Mystery of Jack the Ripper Solved? DNA Evidence Shows Polish Immigrant was the Killer of Whitechapel

Jack the Ripper, the notorious serial killer of the late 19th century who left even Scotland Yard baffled, was a Polish immigrant named Aaron Kosminski, DNA evidence reveals.

Dr Jari Louhelainen, a Finnish molecular biologist and a self-described "armchair detective," claims to have solved the 126-year-old 'Whitechapel murders' that took place in the impoverished Whitechapel district of East End London between April 3, 1888 and February 13, 1891.
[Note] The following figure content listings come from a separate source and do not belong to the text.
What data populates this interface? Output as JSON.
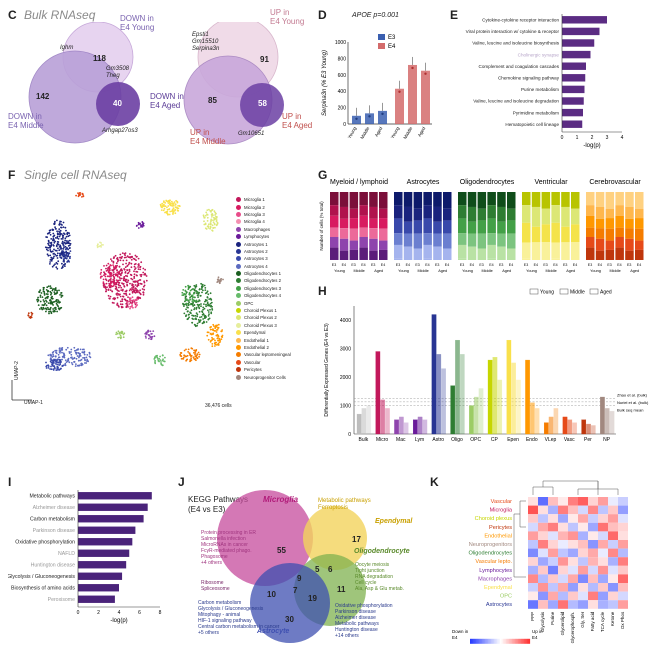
{
  "panel_letters": {
    "c": "C",
    "d": "D",
    "e": "E",
    "f": "F",
    "g": "G",
    "h": "H",
    "i": "I",
    "j": "J",
    "k": "K"
  },
  "panel_c": {
    "title": "Bulk RNAseq",
    "left": {
      "down_e4_young": "DOWN in\nE4 Young",
      "down_e4_middle": "DOWN in\nE4 Middle",
      "down_e4_aged": "DOWN in\nE4 Aged",
      "n_young": "118",
      "n_middle": "142",
      "n_aged": "40",
      "genes_top": "Ighm",
      "genes_mid": "Gm3508\nTheg",
      "genes_bottom": "Arhgap27os3"
    },
    "right": {
      "up_e4_young": "UP in\nE4 Young",
      "up_e4_middle": "UP in\nE4 Middle",
      "up_e4_aged": "UP in\nE4 Aged",
      "n_young": "91",
      "n_middle": "85",
      "n_aged": "58",
      "genes_top": "Epsti1\nGm15510\nSerpina3n",
      "genes_bottom": "Gm10651"
    }
  },
  "panel_d": {
    "title": "APOE p=0.001",
    "legend": [
      "E3",
      "E4"
    ],
    "ylabel": "Serpina3n (% E3 Young)",
    "yticks": [
      "0",
      "200",
      "400",
      "600",
      "800",
      "1000"
    ],
    "categories": [
      "Young",
      "Middle",
      "Aged",
      "Young",
      "Middle",
      "Aged"
    ],
    "chart_data": {
      "type": "bar",
      "categories": [
        "Young",
        "Middle",
        "Aged"
      ],
      "series": [
        {
          "name": "E3",
          "values": [
            100,
            130,
            160
          ],
          "color": "#3a5fb0"
        },
        {
          "name": "E4",
          "values": [
            430,
            720,
            650
          ],
          "color": "#d36b6b"
        }
      ],
      "ylim": [
        0,
        1000
      ]
    }
  },
  "panel_e": {
    "chart_data": {
      "type": "bar",
      "orientation": "horizontal",
      "categories": [
        "Cytokine-cytokine receptor interaction",
        "Viral protein interaction w/ cytokine & receptor",
        "Valine, leucine and isoleucine biosynthesis",
        "Cholinergic synapse",
        "Complement and coagulation cascades",
        "Chemokine signaling pathway",
        "Purine metabolism",
        "Valine, leucine and isoleucine degradation",
        "Pyrimidine metabolism",
        "Hematopoietic cell lineage"
      ],
      "values": [
        3.0,
        2.5,
        2.15,
        1.9,
        1.6,
        1.55,
        1.5,
        1.45,
        1.4,
        1.35
      ],
      "muted": [
        false,
        false,
        false,
        true,
        false,
        false,
        false,
        false,
        false,
        false
      ],
      "xlabel": "-log(p)",
      "xticks": [
        "0",
        "1",
        "2",
        "3",
        "4"
      ],
      "xlim": [
        0,
        4
      ]
    }
  },
  "panel_f": {
    "title": "Single cell RNAseq",
    "axis_y": "UMAP-2",
    "axis_x": "UMAP-1",
    "cells": "36,476 cells",
    "legend": [
      {
        "label": "Microglia 1",
        "color": "#c2185b"
      },
      {
        "label": "Microglia 2",
        "color": "#d81b60"
      },
      {
        "label": "Microglia 3",
        "color": "#e84c8a"
      },
      {
        "label": "Microglia 4",
        "color": "#f48fb1"
      },
      {
        "label": "Macrophages",
        "color": "#8e44ad"
      },
      {
        "label": "Lymphocytes",
        "color": "#6a1b9a"
      },
      {
        "label": "Astrocytes 1",
        "color": "#1a237e"
      },
      {
        "label": "Astrocytes 2",
        "color": "#283593"
      },
      {
        "label": "Astrocytes 3",
        "color": "#3949ab"
      },
      {
        "label": "Astrocytes 4",
        "color": "#5c6bc0"
      },
      {
        "label": "Oligodendrocytes 1",
        "color": "#1b5e20"
      },
      {
        "label": "Oligodendrocytes 2",
        "color": "#2e7d32"
      },
      {
        "label": "Oligodendrocytes 3",
        "color": "#43a047"
      },
      {
        "label": "Oligodendrocytes 4",
        "color": "#66bb6a"
      },
      {
        "label": "OPC",
        "color": "#9ccc65"
      },
      {
        "label": "Choroid Plexus 1",
        "color": "#c6d600"
      },
      {
        "label": "Choroid Plexus 2",
        "color": "#dce775"
      },
      {
        "label": "Choroid Plexus 3",
        "color": "#e6ee9c"
      },
      {
        "label": "Ependymal",
        "color": "#f9e04b"
      },
      {
        "label": "Endothelial 1",
        "color": "#ffb74d"
      },
      {
        "label": "Endothelial 2",
        "color": "#ff9800"
      },
      {
        "label": "Vascular leptomeningeal",
        "color": "#f57c00"
      },
      {
        "label": "Vascular",
        "color": "#e64a19"
      },
      {
        "label": "Pericytes",
        "color": "#bf360c"
      },
      {
        "label": "Neuroprogenitor Cells",
        "color": "#a1887f"
      }
    ]
  },
  "panel_g": {
    "ylabel": "Number of cells (% total)",
    "groups": [
      {
        "title": "Myeloid / lymphoid",
        "colors": [
          "#7b0f3a",
          "#b0124d",
          "#d81b60",
          "#ec6a9a",
          "#8e44ad",
          "#5b1c7a"
        ]
      },
      {
        "title": "Astrocytes",
        "colors": [
          "#0d1a6b",
          "#1a237e",
          "#3949ab",
          "#6b7fd0",
          "#a5b4ee"
        ]
      },
      {
        "title": "Oligodendrocytes",
        "colors": [
          "#0f4d1a",
          "#2e7d32",
          "#43a047",
          "#7cc47f",
          "#b9e2a4"
        ]
      },
      {
        "title": "Ventricular",
        "colors": [
          "#b8c400",
          "#dce775",
          "#f4e34a",
          "#f9f19a"
        ]
      },
      {
        "title": "Cerebrovascular",
        "colors": [
          "#ffd180",
          "#ffb74d",
          "#ff9800",
          "#f57c00",
          "#e64a19",
          "#bf360c"
        ]
      }
    ],
    "xlabels": [
      "E3",
      "E4",
      "E3",
      "E4",
      "E3",
      "E4"
    ],
    "ages": [
      "Young",
      "Middle",
      "Aged"
    ]
  },
  "panel_h": {
    "legend": [
      "Young",
      "Middle",
      "Aged"
    ],
    "ylabel": "Differentially Expressed Genes (E4 vs E3)",
    "yticks": [
      "0",
      "1000",
      "2000",
      "3000",
      "4000"
    ],
    "ref_lines": [
      "Zhao et al. (bulk)",
      "Nuriel et al. (bulk)",
      "Bulk seq mean"
    ],
    "chart_data": {
      "type": "bar",
      "categories": [
        "Bulk",
        "Micro",
        "Mac",
        "Lym",
        "Astro",
        "Oligo",
        "OPC",
        "CP",
        "Epen",
        "Endo",
        "VLep",
        "Vasc",
        "Per",
        "NP"
      ],
      "series": [
        {
          "name": "Young",
          "values": [
            700,
            2900,
            500,
            500,
            4200,
            1700,
            1000,
            2600,
            3300,
            2600,
            400,
            600,
            500,
            1300
          ]
        },
        {
          "name": "Middle",
          "values": [
            900,
            1200,
            600,
            600,
            2800,
            3300,
            1300,
            2700,
            2500,
            1100,
            600,
            500,
            350,
            900
          ]
        },
        {
          "name": "Aged",
          "values": [
            1000,
            900,
            400,
            500,
            2300,
            2800,
            1600,
            1900,
            1900,
            900,
            900,
            400,
            300,
            800
          ]
        }
      ],
      "colors": [
        "#bdbdbd",
        "#c2185b",
        "#8e44ad",
        "#6a1b9a",
        "#283593",
        "#2e7d32",
        "#9ccc65",
        "#c6d600",
        "#f9e04b",
        "#ff9800",
        "#f57c00",
        "#e64a19",
        "#bf360c",
        "#a1887f"
      ],
      "ylim": [
        0,
        4500
      ]
    }
  },
  "panel_i": {
    "chart_data": {
      "type": "bar",
      "orientation": "horizontal",
      "categories": [
        "Metabolic pathways",
        "Alzheimer disease",
        "Carbon metabolism",
        "Parkinson disease",
        "Oxidative phosphorylation",
        "NAFLD",
        "Huntington disease",
        "Glycolysis / Gluconeogenesis",
        "Biosynthesis of amino acids",
        "Peroxisome"
      ],
      "values": [
        7.2,
        6.8,
        6.4,
        5.6,
        5.3,
        5.0,
        4.7,
        4.3,
        4.0,
        3.6
      ],
      "muted": [
        false,
        true,
        false,
        true,
        false,
        true,
        true,
        false,
        false,
        true
      ],
      "xlabel": "-log(p)",
      "xticks": [
        "0",
        "2",
        "4",
        "6",
        "8"
      ],
      "xlim": [
        0,
        8
      ]
    }
  },
  "panel_j": {
    "title": "KEGG Pathways\n(E4 vs E3)",
    "sets": [
      "Microglia",
      "Ependymal",
      "Oligodendrocyte",
      "Astrocyte"
    ],
    "counts": {
      "micro_only": "55",
      "epen_only": "17",
      "oligo_only": "11",
      "astro_only": "30",
      "me": "5",
      "mo": "9",
      "eo": "6",
      "ma": "10",
      "all": "7",
      "ao": "19"
    },
    "micro_terms": "Protein processing in ER\nSalmonella infection\nMicroRNAs in cancer\nFcγR-mediated phago.\nPhagosome\n+4 others",
    "micro_top": "Metabolic pathways\nFerroptosis",
    "ribo": "Ribosome\nSpliceosome",
    "oligo_terms": "Oocyte meiosis\nTight junction\nRNA degradation\nCell cycle\nAla, Asp & Glu metab.",
    "astro_terms": "Carbon metabolism\nGlycolysis / Gluconeogenesis\nMitophagy - animal\nHIF-1 signaling pathway\nCentral carbon metabolism in cancer\n+5 others",
    "ao_terms": "Oxidative phosphorylation\nParkinson disease\nAlzheimer disease\nMetabolic pathways\nHuntington disease\n+14 others"
  },
  "panel_k": {
    "rows": [
      {
        "label": "Vascular",
        "color": "#e64a19"
      },
      {
        "label": "Microglia",
        "color": "#c2185b"
      },
      {
        "label": "Choroid plexus",
        "color": "#c6d600"
      },
      {
        "label": "Pericytes",
        "color": "#bf360c"
      },
      {
        "label": "Endothelial",
        "color": "#ff9800"
      },
      {
        "label": "Neuroprogenitors",
        "color": "#a1887f"
      },
      {
        "label": "Oligodendrocytes",
        "color": "#2e7d32"
      },
      {
        "label": "Vascular lepto.",
        "color": "#f57c00"
      },
      {
        "label": "Lymphocytes",
        "color": "#6a1b9a"
      },
      {
        "label": "Macrophages",
        "color": "#8e44ad"
      },
      {
        "label": "Ependymal",
        "color": "#f9e04b"
      },
      {
        "label": "OPC",
        "color": "#9ccc65"
      },
      {
        "label": "Astrocytes",
        "color": "#283593"
      }
    ],
    "cols": [
      "PPP",
      "Glycolysis",
      "Purine",
      "Glycerolipid",
      "Glycerophosph.",
      "Gly, Ser",
      "Fatty acid",
      "TCA cycle",
      "Ketone",
      "Ox Phos"
    ],
    "values": [
      [
        0.3,
        -1.5,
        0.6,
        0.2,
        1.2,
        1.5,
        0.4,
        0.9,
        -0.2,
        -0.5
      ],
      [
        1.6,
        0.3,
        -0.8,
        1.2,
        0.6,
        -0.4,
        1.1,
        -0.6,
        0.5,
        -1.0
      ],
      [
        0.5,
        -0.6,
        0.3,
        -0.9,
        0.2,
        0.8,
        -0.5,
        0.4,
        0.9,
        -0.3
      ],
      [
        -0.4,
        0.8,
        1.2,
        0.3,
        -0.6,
        0.2,
        -0.9,
        1.3,
        0.6,
        0.4
      ],
      [
        0.9,
        0.4,
        -0.3,
        0.7,
        1.0,
        -0.8,
        0.2,
        -0.4,
        1.4,
        0.3
      ],
      [
        -0.6,
        1.2,
        0.4,
        -0.2,
        0.3,
        0.6,
        -1.1,
        0.8,
        -0.5,
        0.9
      ],
      [
        -1.2,
        -0.3,
        0.9,
        -0.6,
        -0.9,
        0.4,
        0.8,
        -0.2,
        1.1,
        -0.7
      ],
      [
        0.4,
        -0.9,
        -0.5,
        1.0,
        0.3,
        -0.6,
        0.7,
        0.3,
        -0.8,
        1.2
      ],
      [
        -0.8,
        0.5,
        -1.3,
        0.4,
        -0.3,
        0.9,
        -0.4,
        1.0,
        -0.3,
        0.5
      ],
      [
        1.1,
        -0.7,
        0.5,
        -0.4,
        0.8,
        -1.2,
        0.6,
        -0.9,
        0.2,
        1.4
      ],
      [
        -0.5,
        1.0,
        -0.6,
        0.8,
        -1.0,
        0.3,
        -0.7,
        0.5,
        -1.1,
        0.6
      ],
      [
        0.2,
        -1.1,
        0.8,
        -0.7,
        0.5,
        -0.3,
        1.2,
        -1.0,
        0.4,
        -0.4
      ],
      [
        -1.4,
        0.6,
        -0.9,
        1.3,
        -0.7,
        -1.0,
        0.3,
        -0.8,
        -0.6,
        0.9
      ]
    ],
    "legend_down": "Down in\nE4",
    "legend_up": "Up in\nE4",
    "legend_axis": "log₂(FC)",
    "legend_min": "-2",
    "legend_max": "2"
  }
}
Dr Louhelainen arrived at the conclusion by using a technique called 'vacuuming', which removed DNA from a stained shawl that supposedly belonged to one of Jack's victims, Catherine Eddowes. Businessman Russell Edwards and the author of the novel 'Naming Jack the Ripper' bought the shawl at an auction and sought help from Dr Louhelainen to find any evidence associated with the grisly killings of five Whitechapel prostitutes, reports the Daily Mirror.

"I've got the only piece of forensic evidence in the whole history of the case. I've spent 14 years working, and we have definitely solved the mystery of who Jack the Ripper was. Only non-believers that want to perpetuate the myth will doubt. This is it now - we have unmasked him," said Edwards, reports The Independent. "Thank God the shawl has never been washed, as it held the vital evidence."

Dr Louhelainen compared the DNA samples recovered from the shawl, most likely from the blood of Eddowes and the semen of Kosminski. He then concluded that Kosminski was the real Jack the Ripper. Eddowes was 46 when she was killed and mutilated in the early hours of Sept. 30, 1888. A day later, a letter was sent, signed 'Jack the Ripper,' claiming responsibility for the murder. The signature led to the killer being given the famous name.

Kosminski has long been one of the prime suspects of the case. He was a Polish Jew who emigrated to England in the 1880s. He was born in the Polish town of Kłodawa in Congress Poland, then part of the Russian Empire.

Kominski was placed in Mile End Old Town workhouse twice - once in July 1890 and another time in February 1891 for insanity. He was then taken to Colney Hatch Lunatic Asylum, where he remained for the next three years until he was admitted on 19 April 1894 to the Leavesden Asylum.

It is said that Kosminski had been ill since at least 1885 and his insanity took the form of aural hallucinations, a paranoid fear of being fed by other people that drove him to pick up and eat food dropped as litter, and a refusal to wash or bathe, according to the report 'The case of Aaron Kosminski: Was he Jack the Ripper' that appears in the Psychiatric Bulletin. The cause of his insanity was recorded as 'self-abuse,' which is thought to be a euphemism for masturbation. He died at the age of 53 in March 1919.